Subsidie wordt geweigerd indien de aanvraag betrekking heeft op een sanering als bedoeld in artikel 9, onderdeel a, en gedeputeerde staten niet hebben ingestemd met het saneringsplan.

Artikel 11

  • 1. Subsidie voor saneringen als bedoeld in artikel 9, onderdeel a, wordt uitsluitend verstrekt voor de door gedeputeerde staten noodzakelijk geachte kosten om de actuele risico’s als bedoeld in artikel 29 en 37 van de wet, weg te nemen zodat de locatie geschikt wordt voor het huidig of beoogd gebruik.

  • 2. Subsidie voor saneringen als bedoeld in artikel 9, onderdeel b, wordt uitsluitend verstrekt voor de door gedeputeerde staten noodzakelijk geachte kosten voor het wegnemen of het ongedaan maken van de verontreiniging, zodat de waterkwaliteit kan voldoen aan de huidige of beoogde functie.

Artikel 12

De subsidie bedraagt 50% van de subsidiabele kosten tot een maximum van € 1.000.000,-.§ 4 Slotbepalingen

Paragraaf 4 Slotbepalingen

Artikel 13

  • 1. Gedeputeerde staten stellen per activiteit subsidieplafonds vast.

  • 2. Aanvragen worden behandeld op volgorde van ontvangst.

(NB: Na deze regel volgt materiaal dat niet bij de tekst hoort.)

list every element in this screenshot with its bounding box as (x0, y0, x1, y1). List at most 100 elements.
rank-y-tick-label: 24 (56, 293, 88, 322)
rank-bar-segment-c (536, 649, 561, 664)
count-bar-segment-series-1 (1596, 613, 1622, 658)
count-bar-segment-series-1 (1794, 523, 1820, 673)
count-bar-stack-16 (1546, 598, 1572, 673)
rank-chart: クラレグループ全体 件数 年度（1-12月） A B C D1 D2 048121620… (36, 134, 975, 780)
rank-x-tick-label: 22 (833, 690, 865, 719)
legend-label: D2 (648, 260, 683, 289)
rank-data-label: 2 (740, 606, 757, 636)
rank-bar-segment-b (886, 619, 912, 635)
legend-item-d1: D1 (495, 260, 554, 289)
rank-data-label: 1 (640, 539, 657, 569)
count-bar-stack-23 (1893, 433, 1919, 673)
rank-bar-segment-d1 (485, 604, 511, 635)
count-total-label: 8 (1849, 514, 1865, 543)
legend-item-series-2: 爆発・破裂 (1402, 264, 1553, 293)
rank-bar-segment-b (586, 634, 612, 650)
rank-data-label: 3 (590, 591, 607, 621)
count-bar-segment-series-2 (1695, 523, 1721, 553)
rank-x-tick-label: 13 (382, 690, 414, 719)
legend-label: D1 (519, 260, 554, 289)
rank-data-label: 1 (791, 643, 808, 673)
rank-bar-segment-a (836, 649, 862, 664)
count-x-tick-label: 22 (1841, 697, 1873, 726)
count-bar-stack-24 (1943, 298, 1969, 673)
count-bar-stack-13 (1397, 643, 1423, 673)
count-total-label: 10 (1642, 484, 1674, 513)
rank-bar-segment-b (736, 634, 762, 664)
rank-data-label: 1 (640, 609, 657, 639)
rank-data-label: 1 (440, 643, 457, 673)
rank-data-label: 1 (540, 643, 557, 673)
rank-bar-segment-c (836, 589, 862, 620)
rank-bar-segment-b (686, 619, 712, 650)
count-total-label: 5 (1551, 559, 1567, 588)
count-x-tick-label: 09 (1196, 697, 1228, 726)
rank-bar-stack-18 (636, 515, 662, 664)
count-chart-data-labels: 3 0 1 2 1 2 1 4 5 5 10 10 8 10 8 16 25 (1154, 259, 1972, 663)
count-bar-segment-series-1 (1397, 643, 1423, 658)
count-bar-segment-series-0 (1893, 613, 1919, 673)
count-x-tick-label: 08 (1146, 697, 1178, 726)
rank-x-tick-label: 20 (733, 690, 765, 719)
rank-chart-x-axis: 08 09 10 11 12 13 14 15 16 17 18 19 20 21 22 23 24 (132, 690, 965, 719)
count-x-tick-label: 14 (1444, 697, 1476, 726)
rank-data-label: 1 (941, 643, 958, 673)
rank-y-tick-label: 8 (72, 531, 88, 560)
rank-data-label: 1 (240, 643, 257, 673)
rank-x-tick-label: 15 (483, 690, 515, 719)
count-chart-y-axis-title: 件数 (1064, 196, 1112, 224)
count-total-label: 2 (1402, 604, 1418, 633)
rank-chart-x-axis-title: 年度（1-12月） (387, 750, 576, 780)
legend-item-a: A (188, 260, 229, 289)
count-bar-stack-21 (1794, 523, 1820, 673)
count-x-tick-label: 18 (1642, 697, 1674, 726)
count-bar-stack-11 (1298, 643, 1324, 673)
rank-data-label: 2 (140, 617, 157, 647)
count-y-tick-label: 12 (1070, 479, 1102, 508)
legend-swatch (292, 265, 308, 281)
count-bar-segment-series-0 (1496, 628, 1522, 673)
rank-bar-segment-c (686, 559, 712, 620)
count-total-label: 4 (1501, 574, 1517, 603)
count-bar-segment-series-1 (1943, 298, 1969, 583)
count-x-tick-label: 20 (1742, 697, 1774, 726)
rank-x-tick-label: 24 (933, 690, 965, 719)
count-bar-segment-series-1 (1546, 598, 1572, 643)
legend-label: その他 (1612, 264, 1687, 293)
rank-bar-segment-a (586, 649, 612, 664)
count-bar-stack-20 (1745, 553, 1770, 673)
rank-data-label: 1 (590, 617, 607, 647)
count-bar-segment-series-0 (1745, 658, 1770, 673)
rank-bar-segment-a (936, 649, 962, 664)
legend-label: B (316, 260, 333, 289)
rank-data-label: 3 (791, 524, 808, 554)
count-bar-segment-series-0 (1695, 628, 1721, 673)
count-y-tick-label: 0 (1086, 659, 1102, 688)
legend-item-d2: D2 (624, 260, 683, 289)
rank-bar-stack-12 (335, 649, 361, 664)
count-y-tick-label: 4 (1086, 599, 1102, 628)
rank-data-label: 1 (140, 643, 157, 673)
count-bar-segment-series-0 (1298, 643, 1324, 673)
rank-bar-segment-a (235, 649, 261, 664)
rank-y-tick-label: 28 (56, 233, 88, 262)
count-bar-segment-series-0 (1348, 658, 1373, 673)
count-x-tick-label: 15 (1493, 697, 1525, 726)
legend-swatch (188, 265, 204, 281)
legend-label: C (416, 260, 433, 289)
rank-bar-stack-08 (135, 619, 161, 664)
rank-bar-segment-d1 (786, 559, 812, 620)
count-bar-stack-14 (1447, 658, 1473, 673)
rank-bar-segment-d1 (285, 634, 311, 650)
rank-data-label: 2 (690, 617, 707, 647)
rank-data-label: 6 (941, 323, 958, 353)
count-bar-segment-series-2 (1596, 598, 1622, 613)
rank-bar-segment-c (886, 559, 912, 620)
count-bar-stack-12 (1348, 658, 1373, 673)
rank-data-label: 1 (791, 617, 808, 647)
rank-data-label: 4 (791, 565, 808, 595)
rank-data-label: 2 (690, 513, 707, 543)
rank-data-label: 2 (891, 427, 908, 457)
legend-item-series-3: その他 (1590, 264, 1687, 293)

  • 3. Indien de aanvrager krachtens artikel 4:5 van de Algemene wet bestuursrecht de gelegenheid heeft gehad de aanvraag aan te vullen, geldt als datum van ontvangst van de aanvraag, de datum waarop de aanvraag is aangevuld.

Artikel 14

Indien toepassing van artikel 5 en artikel 9 zou leiden tot het overtreden van het verbod op het geven van staatssteun in de zin van artikelen 107 en 108 van het Verdrag betreffende de werking van de Europese Unie, wordt het subsidiebedrag in afwijking van artikel 8 en artikel 12 zodanig vastgesteld dat het totaal van alle subsidies voor de activiteit niet hoger is dan het bedrag dat op grond van de van toepassing zijnde vrijstellingsverordeningen van de Europese Commissie verstrekt mag worden.

Artikel 15

In de beschikking tot subsidieverlening kan worden bepaald dat subsidie op grond van deze regeling slechts wordt verstrekt onder voorwaarde dat, binnen een in de beschikking tot subsidieverlening genoemde termijn, een uitvoeringsovereenkomst als bedoeld in artikel 4:36 van de Algemene wet bestuursrecht wordt gesloten, waarin in ieder geval wordt geregeld:

  • a.

    de verrekening van de op de veroorzaker te verhalen kosten;

  • b.

    de verrekening van de waardevermeerdering van de grond;

  • c.

    de mogelijkheid om kosten te verhalen op de eigenaar van de grond;

  • d.

    de toekomstige exploitatie van de grond;

  • e.

    de verrekening van de kosten van de met de sanering samenlopende werkzaamheden.

Artikel 16

  • 1. na de beschikking tot subsidieverlening dan wel na het sluiten van de uitvoeringsovereenkomst te starten met de uitvoering van de sanering binnen:

    • a.

      3 maanden indien de subsidie betrekking heeft op saneringen als bedoeld in artikel 4;

    • b.

      12 maanden indien de subsidie betrekking heeft op saneringen als bedoeld in artikel 8;

  • 2. De subsidieontvanger plaatst het logo en de naam van de provincie op alle publiciteitsuitingen die betrekking hebben op de gesubsidieerde activiteit.

Artikel 17

  • 1. Deze uitvoeringsregeling treedt in werking met ingang van de dag na uitgifte van het provinciaal blad waarin zij wordt geplaatst.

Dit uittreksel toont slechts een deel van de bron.